Beloved Former Wisconsin Supreme Court Justice David Prosser Passes Away: A Legacy Remembered
David Prosser, a conservative who served on Wisconsin’s Supreme Court for almost 20 years, passed away on Sunday night. According to his relatives, Prosser had cancer at the age of 81. Prosser was a Republican state representative for eighteen years, including a term as Assembly speaker in 1995, before becoming the state’s highest court. In 1996, he made an unsuccessful run for Congress. Born in Chicago and raised in Appleton, Prosser was initially chosen by Republican Governor Tommy Thompson to a half term on Wisconsin’s Supreme Court in 1998. Prosser was elected to full terms on the court twice after that.

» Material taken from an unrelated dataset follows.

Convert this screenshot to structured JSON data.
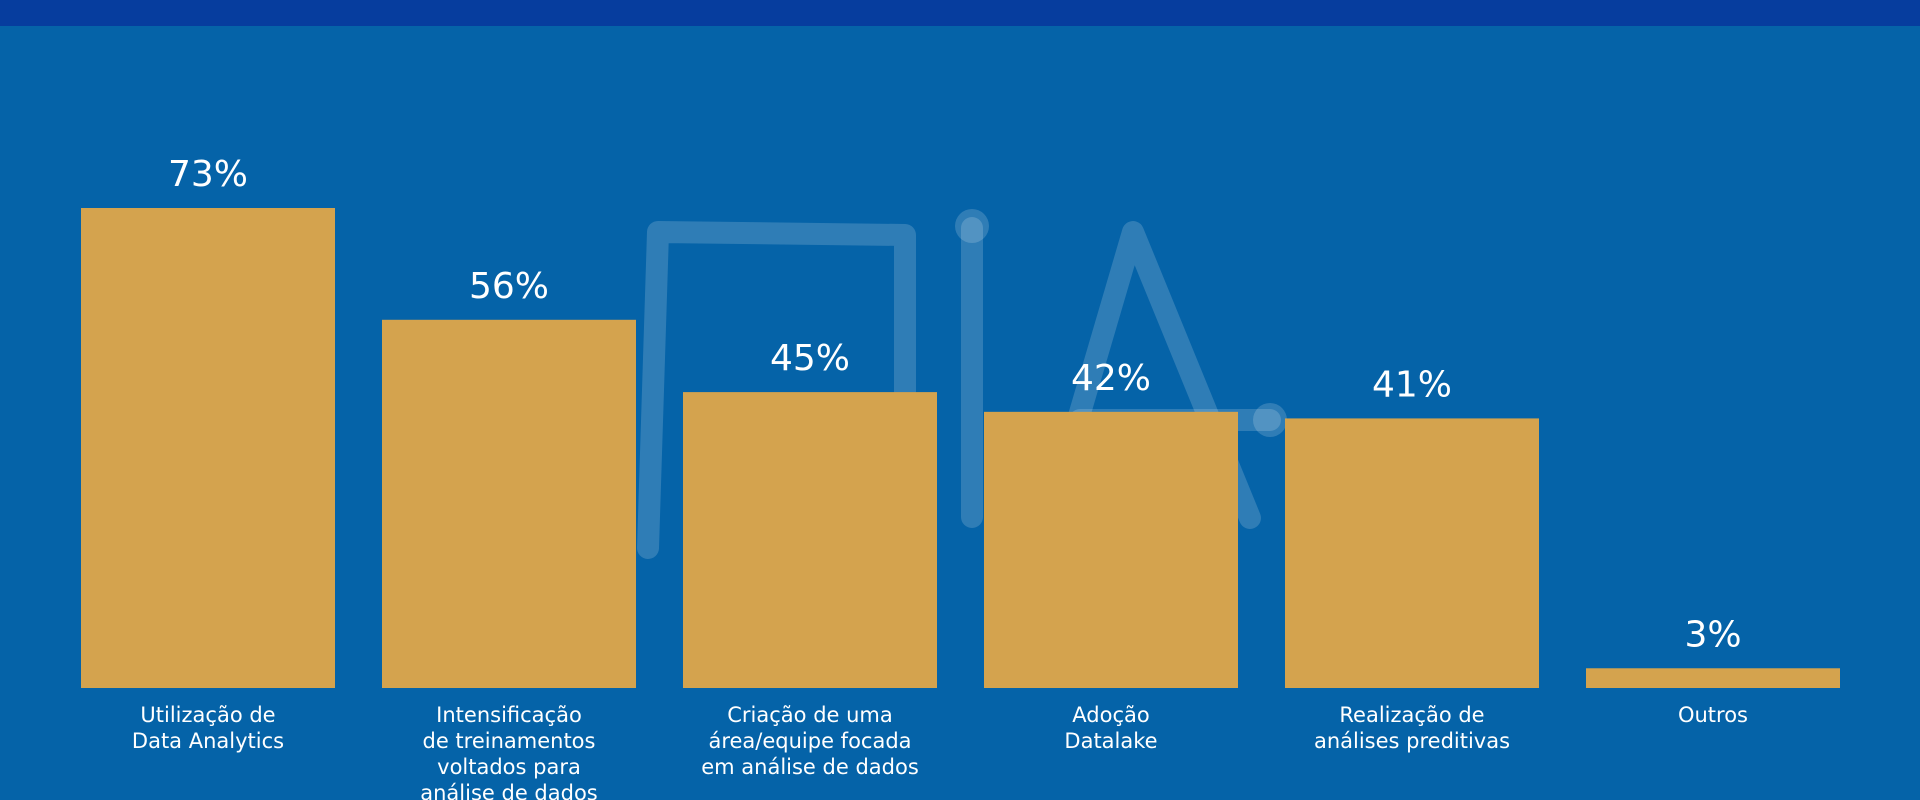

Among them was a close victory over JoAnne Kloppenburg in April 2011 that held up in a recount. Most people viewed that election as a referendum. Act 10, a state statute that had provoked widespread protests at the Wisconsin state Capitol, was essentially the subject of that election. In March 2011, Republican Governor Scott Walker passed sweeping legislation that limited most public employees’ rights to collective bargaining. Prosser’s “keen intellect and deep sense of fairness to every case” were hailed by Wisconsin Chief Justice Anette Ziegler in a statement released Monday.
According to the statement, “he was well known for delving into the books and doing extensive research, frequently ‘burning the midnight oil’ in the law library.” “Justice Prosser was devoted to the rule of law and had a critical understanding of it.” Justice David Prosser of the Wisconsin Supreme Court asking a question on June 6, 2011, at a hearing held at the state capitol in Madison, Wisconsin. Wisconsin State Journal/John Hart via AP
Prosser was a member of the conservative majority on the court that ultimately upheld Act 10, among other rulings.

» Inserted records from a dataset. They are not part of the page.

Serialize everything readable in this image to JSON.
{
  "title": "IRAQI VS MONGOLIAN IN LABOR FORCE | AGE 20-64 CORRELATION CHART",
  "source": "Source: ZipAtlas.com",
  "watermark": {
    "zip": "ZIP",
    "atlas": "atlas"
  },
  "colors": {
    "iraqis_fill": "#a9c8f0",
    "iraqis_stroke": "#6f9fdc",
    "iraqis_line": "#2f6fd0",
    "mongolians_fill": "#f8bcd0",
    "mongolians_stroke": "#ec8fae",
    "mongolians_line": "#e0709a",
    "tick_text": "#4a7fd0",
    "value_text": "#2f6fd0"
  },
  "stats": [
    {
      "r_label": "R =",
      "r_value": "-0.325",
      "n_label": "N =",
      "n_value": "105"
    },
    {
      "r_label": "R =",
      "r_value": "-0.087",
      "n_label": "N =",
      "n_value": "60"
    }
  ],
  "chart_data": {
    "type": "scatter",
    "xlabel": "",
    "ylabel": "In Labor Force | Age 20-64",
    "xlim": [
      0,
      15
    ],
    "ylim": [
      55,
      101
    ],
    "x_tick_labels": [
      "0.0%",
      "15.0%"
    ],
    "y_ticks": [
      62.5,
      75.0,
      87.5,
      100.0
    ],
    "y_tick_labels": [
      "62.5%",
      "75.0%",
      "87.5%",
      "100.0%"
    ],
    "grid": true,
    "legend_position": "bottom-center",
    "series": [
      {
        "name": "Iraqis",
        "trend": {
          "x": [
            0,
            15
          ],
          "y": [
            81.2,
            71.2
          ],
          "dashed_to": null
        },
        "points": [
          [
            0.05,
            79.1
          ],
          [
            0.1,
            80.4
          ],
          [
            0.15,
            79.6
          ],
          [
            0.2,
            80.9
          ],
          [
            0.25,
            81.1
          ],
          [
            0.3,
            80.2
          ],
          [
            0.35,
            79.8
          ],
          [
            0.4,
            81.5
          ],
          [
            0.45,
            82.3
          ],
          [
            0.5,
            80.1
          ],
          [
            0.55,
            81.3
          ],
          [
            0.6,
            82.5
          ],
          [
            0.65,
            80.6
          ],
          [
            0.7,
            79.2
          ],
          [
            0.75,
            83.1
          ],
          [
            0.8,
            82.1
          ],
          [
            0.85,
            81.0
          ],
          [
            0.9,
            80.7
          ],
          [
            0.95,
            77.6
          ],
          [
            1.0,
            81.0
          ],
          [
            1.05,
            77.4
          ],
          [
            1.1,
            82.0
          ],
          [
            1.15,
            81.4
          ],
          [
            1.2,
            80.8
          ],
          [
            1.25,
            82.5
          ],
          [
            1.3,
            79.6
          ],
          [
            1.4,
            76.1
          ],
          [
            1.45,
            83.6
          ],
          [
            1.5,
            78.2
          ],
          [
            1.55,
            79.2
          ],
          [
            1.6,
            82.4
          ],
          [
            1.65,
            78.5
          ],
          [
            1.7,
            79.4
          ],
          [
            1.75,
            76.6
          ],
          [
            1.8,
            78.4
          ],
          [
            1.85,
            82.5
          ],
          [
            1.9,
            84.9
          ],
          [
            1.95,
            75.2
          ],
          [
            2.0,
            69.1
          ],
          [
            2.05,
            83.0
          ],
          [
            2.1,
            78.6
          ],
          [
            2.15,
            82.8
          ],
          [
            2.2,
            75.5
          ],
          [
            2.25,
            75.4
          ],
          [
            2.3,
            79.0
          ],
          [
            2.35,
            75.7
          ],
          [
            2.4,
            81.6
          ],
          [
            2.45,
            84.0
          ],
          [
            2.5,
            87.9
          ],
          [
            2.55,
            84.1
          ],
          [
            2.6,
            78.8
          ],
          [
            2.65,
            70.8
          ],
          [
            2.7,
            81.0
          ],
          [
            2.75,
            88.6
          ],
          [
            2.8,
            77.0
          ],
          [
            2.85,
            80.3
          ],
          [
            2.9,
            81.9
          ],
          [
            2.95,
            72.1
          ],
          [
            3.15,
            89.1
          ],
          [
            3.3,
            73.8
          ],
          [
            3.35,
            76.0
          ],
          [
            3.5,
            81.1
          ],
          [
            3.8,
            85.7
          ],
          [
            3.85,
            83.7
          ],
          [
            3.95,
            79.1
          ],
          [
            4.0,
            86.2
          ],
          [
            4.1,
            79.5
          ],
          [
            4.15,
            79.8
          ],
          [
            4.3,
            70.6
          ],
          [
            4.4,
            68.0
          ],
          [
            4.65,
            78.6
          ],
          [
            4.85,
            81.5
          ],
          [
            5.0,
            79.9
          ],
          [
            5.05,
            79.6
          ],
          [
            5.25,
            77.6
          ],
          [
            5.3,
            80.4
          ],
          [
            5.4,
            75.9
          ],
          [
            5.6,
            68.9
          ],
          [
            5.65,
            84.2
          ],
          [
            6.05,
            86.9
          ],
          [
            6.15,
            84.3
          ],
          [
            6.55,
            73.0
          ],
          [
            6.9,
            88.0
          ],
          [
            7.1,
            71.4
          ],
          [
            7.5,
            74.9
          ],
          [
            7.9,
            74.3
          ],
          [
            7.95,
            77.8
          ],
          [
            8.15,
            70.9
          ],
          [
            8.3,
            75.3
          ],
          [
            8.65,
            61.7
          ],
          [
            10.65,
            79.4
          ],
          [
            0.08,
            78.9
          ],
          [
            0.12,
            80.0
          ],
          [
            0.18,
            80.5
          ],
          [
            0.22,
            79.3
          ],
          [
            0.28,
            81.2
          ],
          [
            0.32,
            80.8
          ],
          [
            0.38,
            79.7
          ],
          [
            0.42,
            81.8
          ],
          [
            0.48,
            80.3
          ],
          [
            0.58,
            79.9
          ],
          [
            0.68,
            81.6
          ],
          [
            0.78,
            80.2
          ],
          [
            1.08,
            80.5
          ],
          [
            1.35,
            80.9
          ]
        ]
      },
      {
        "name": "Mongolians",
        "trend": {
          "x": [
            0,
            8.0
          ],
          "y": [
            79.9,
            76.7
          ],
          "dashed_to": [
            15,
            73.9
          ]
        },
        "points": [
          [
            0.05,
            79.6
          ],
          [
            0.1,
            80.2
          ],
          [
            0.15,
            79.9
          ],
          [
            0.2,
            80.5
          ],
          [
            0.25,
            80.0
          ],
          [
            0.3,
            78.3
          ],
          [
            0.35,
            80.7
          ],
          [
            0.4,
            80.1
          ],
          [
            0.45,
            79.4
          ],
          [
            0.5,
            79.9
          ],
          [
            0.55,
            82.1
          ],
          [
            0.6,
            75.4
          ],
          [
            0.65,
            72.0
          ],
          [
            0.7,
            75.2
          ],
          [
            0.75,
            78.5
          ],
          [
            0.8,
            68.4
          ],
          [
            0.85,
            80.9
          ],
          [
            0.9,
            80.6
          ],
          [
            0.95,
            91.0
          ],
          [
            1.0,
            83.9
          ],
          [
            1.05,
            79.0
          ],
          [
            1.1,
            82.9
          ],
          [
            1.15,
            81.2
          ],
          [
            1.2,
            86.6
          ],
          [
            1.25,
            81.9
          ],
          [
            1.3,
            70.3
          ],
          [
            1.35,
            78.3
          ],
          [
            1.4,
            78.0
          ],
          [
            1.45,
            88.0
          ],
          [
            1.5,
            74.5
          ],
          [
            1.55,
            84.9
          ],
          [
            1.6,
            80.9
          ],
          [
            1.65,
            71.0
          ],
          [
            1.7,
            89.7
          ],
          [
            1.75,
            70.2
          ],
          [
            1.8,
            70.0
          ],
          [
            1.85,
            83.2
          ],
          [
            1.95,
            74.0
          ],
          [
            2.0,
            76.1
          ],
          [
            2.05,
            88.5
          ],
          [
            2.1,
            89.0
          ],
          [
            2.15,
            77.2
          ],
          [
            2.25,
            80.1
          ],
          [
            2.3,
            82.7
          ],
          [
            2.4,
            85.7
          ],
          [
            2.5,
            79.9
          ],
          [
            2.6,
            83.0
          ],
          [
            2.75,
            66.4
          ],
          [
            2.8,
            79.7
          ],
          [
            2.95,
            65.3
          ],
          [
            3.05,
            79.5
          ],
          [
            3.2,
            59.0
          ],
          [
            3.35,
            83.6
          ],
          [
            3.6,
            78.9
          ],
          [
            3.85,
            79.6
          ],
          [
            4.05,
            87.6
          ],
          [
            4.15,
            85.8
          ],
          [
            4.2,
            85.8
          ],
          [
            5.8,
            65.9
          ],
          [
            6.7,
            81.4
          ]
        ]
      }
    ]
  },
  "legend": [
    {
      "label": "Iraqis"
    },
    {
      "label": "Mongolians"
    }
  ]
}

In 2011, Prosser and a leftist justice got into a physical altercation over Act 10 deliberations. Prosser admitted he put his hands on Justice Ann Walsh Bradley’s neck after he says she charged at him. No charges were filed following a criminal investigation into the incident. Prosser retired from the Wisconsin Supreme Court court in 2016, partway through his 10-year term. Shortly before his retirement, the high court named Wisconsin’s Law Library in his honor.

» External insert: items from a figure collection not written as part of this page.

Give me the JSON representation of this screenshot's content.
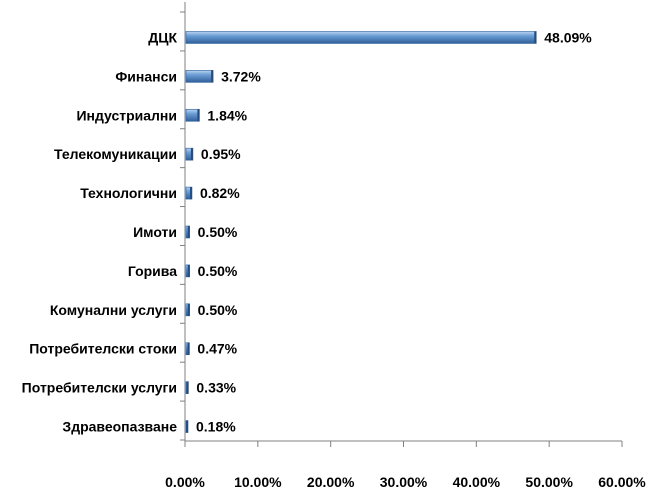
{
  "chart_data": {
    "type": "bar",
    "orientation": "horizontal",
    "categories": [
      "ДЦК",
      "Финанси",
      "Индустриални",
      "Телекомуникации",
      "Технологични",
      "Имоти",
      "Горива",
      "Комунални услуги",
      "Потребителски стоки",
      "Потребителски услуги",
      "Здравеопазване"
    ],
    "values": [
      48.09,
      3.72,
      1.84,
      0.95,
      0.82,
      0.5,
      0.5,
      0.5,
      0.47,
      0.33,
      0.18
    ],
    "value_labels": [
      "48.09%",
      "3.72%",
      "1.84%",
      "0.95%",
      "0.82%",
      "0.50%",
      "0.50%",
      "0.50%",
      "0.47%",
      "0.33%",
      "0.18%"
    ],
    "x_ticks": [
      "0.00%",
      "10.00%",
      "20.00%",
      "30.00%",
      "40.00%",
      "50.00%",
      "60.00%"
    ],
    "xlim": [
      0,
      60
    ],
    "grid": false,
    "legend": "none",
    "colors": {
      "bar_main": "#4f81bd",
      "bar_light": "#9dc3e6",
      "bar_dark": "#2f5f9a",
      "axis": "#808080"
    }
  }
}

The state Supreme Court, however, renamed the library in 2024 in honor of Wisconsin’s first female lawyer, Lavinia Goodell, after liberal justices secured a majority. Last year, Wisconsin Assembly Speaker Robin Vos, R-Rochester, asked many previous justices, including Prosser, to advise lawmakers on whether to try to remove newly elected liberal justice Janet Protasiewicz from office. Protasiewicz has been under fire from Republicans for failing to recuse herself from cases involving the creation of Wisconsin’s electoral districts after she called the legislative maps “rigged” during the campaign.
However, in an email to Vos, Prosser cautioned against trying to remove the justice, calling impeachment “serious, severe, and rare.” Thompson recalled having a conversation about current affairs with a beaming Prosser last week. According to Thompson’s statement, “David was a man of deep conviction and intense loyalty to our way of life that understood that there could be no true democracy without citizen service and that to avoid the slings and arrows of public life was to surrender one’s convictions.” “He never did.” Plans for the funeral are still pending.